Se la menzogna per eccellenza è negare la messianicità di Gesù, ne consegue che la somma verità alla quale aggrapparsi per non venire ingannati dall'anticristo è l'affermazione che Gesù è il Cristo. Credere che Gesù è il Cristo implica la fede nella sua figliolanza divina, il che coinvolge anche il Padre, con cui chi nega il Figlio non può pretendere di avere alcun legame. L'autore sta affermando in modo chiaro che qualsiasi rapporto cristiano tra uomo e Dio deve passare tramite Gesù: la fede nel Figlio è condizione necessaria per entrare in comunione con Dio o, detto in altri termini, per possedere il Padre.

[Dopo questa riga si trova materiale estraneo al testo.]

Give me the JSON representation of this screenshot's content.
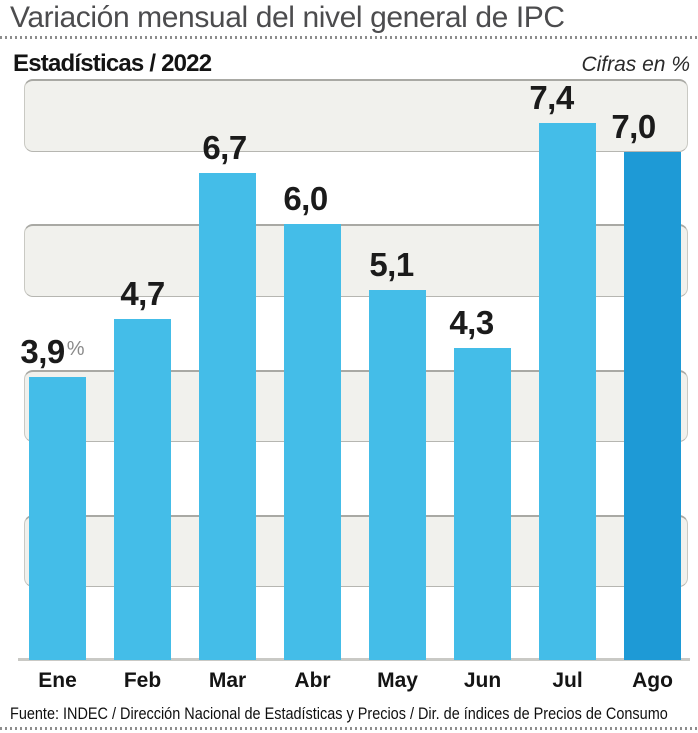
{
  "header": {
    "title": "Variación mensual del nivel general de IPC",
    "section": "Estadísticas / 2022",
    "units_note": "Cifras en %"
  },
  "footer": {
    "source": "Fuente: INDEC / Dirección Nacional de Estadísticas y Precios / Dir. de índices de Precios de Consumo"
  },
  "chart_data": {
    "type": "bar",
    "title": "Variación mensual del nivel general de IPC",
    "subtitle": "Estadísticas / 2022",
    "units": "Cifras en %",
    "categories": [
      "Ene",
      "Feb",
      "Mar",
      "Abr",
      "May",
      "Jun",
      "Jul",
      "Ago"
    ],
    "values": [
      3.9,
      4.7,
      6.7,
      6.0,
      5.1,
      4.3,
      7.4,
      7.0
    ],
    "value_labels": [
      "3,9",
      "4,7",
      "6,7",
      "6,0",
      "5,1",
      "4,3",
      "7,4",
      "7,0"
    ],
    "first_value_suffix": "%",
    "xlabel": "",
    "ylabel": "",
    "ylim": [
      0,
      8
    ],
    "grid": "alternating horizontal one-unit bands, no y-axis tick labels",
    "legend": "none",
    "highlight_index": 7,
    "colors": {
      "bar": "#44bde8",
      "bar_highlight": "#1e9ad6",
      "band": "#f1f1ed",
      "band_border": "#a9a9a4",
      "baseline": "#c9c9c5",
      "title_text": "#4c4c4e",
      "label_text": "#1b1b1b",
      "suffix_text": "#8a8a8a"
    }
  }
}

I VERI FIGLI DI DIO A dispetto di quanto si possa pensare, non è così facile trovare nel Nuovo Testamento testi che chiamino Dio «giusto». Molto più frequente è l'attribuzione di questo aggettivo a Gesù, sia nei Sinottici (Mt 27,19; Le 23,47), sia negli Atti (At 3,14; 22,14), sia nella letteratura epistolare (2Tm 4,8; 1Pt 3,18; cfr. anche 1Gv 2,1). Pur esistendo diversi riferimenti neotestamentari alla «giustizia di Dio» (Rm 1,17; 3,5.21.26; 2Cor 5,21; Gc 1,20; 2Pt 1,1), le uniche proclamazioni di Dio come «giusto» si trovano nella letteratura giovannea (Gv 17,25; l Gv l ,9; 2,29; 3,7; Ap 16,5). Illuminante per noi è quanto si legge nel grande discorso di addio di Gesù riportato nel quarto vangelo: «Padre giusto, il mondo non ti ha conosciuto, io invece ti ho conosciuto e costoro hanno riconosciuto che tu mi hai mandato. Io ho fatto loro conoscere il tuo nome e continuerò a farlo conoscere...» (Gv 17,25-26). Il testo (che è semanticamente molto vicino alla nostra pericope, con la quale ha in comune i termini «Padre», «giusto», «conoscere», «mondo») testimonia che, per la tradizione giovannea, fu Gesù stesso a insegnare ai suoi discepoli il nome di Dio, che nel contesto prossimo è chiamato «Padre giusto». La nostra lettera è poi la prova che nella comunità del Discepolo amato questo insegnamento fu conservato e tramandato, tanto che chi scrive può basare tutta la sua argomentazione sul fatto che i suoi figlioli «sanno» che «Dio è giusto». Anche la presente pericope appare quindi come l'elaborazione di un dato presente nella predicazione giovannea originaria: quello della giustizia di Dio, che permette all'autore di dimostrare la figliolanza divina di tutti coloro che praticano la giustizia.